According to lead author Dr. Onofrio Catalano, department of radiology, SDN Istituto Ricerca Diagnostica Nucleare in Naples, Italy, and his colleagues, PET/MRI added supplementary information that influenced the clinical management of 24 out of 134 patients taken into study.
PET/MRI Vs. PET/CT
As noted by the author, FDG-PET/CT has frequently been chosen for oncologic imaging over the last ten years. However, the more recent hybrid PET/MRI has made known its competence in the same area. For instance, in comparison to CT, MRI has improved soft-tissue contrast-to-noise ratio in the pelvis, central nervous system and abdomen, and with no radiation. Apart from that, physicians can use MR spectroscopy, perfusion-weighted imaging and diffusion-weighted MRI to assess tissue function. The authors wrote that these features of MRI, when coupled with the metabolic data provided by PET, put forward the possibility of PET/MRI having a widespread effect on the care of patients.

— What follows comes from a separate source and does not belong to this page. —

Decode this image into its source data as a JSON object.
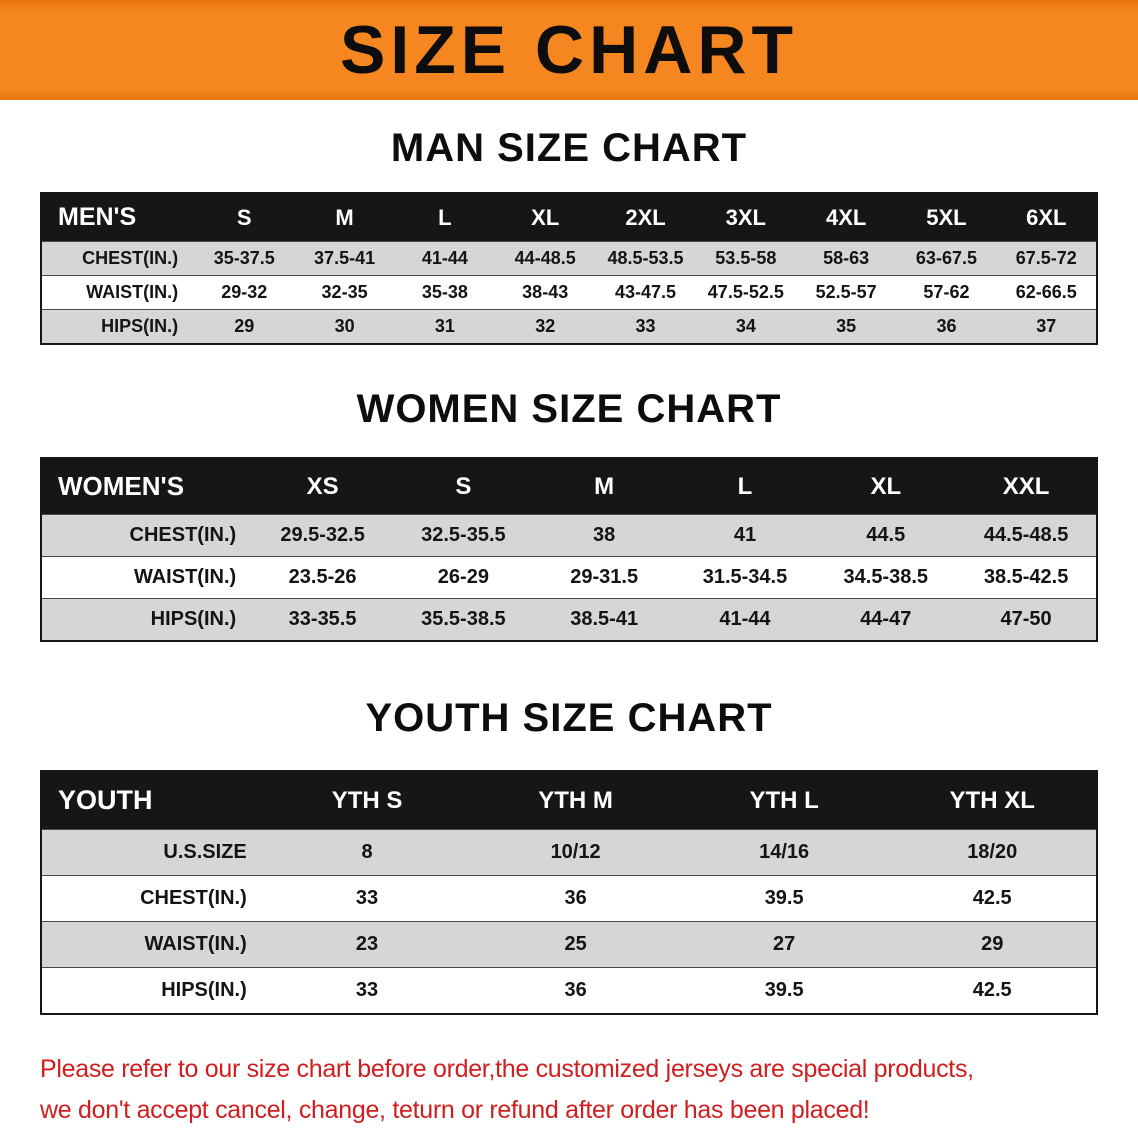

The contemplative study conducted by Catalano and his colleagues examined successive patients who were scheduled for FDG-PET/MRI and FDG-PET/CT on the same day for recording neoplasms outside of the central nervous system or oncologic staging.
Subjects who were either pregnant or had improper PET/MR or PET/CT images or both due to system malfunction or low patient support; or were unable to stay in the PET/MRI scanner were barred from the study. The final group of patients included 52 men and 82 women, the average age being 57.9 years.
PET/CT examinations were carried out over a 64-detector-row system about an hour following FDG injection. The scans were carried out till the cranium starting from the mid-thigh, either without or with contrast.
A 16-channel neck and head surface coil, along with 3-4 12-channel body coils, which depended upon the height of the patient, were used to acquire PET/MRI readings. Only clinical signs were the basis of choosing PET/MRI procedures. The scans started roughly 88 minutes following FDG injection and took 66 minutes on average to complete.
Catalano and his colleagues noted that the analysis demonstrated that PET/MRI and PET/CT results were the same for 73 out of 134 patients.
PET/MRI exposed further abnormalities in 55 patients, that PET/CT had been unable to discover, and different treatment for 24.
On the contrary, PET/CT exposed findings other than what PET/MRI had shown in six of the patients, discovering lung nodules lesser than 6 mm.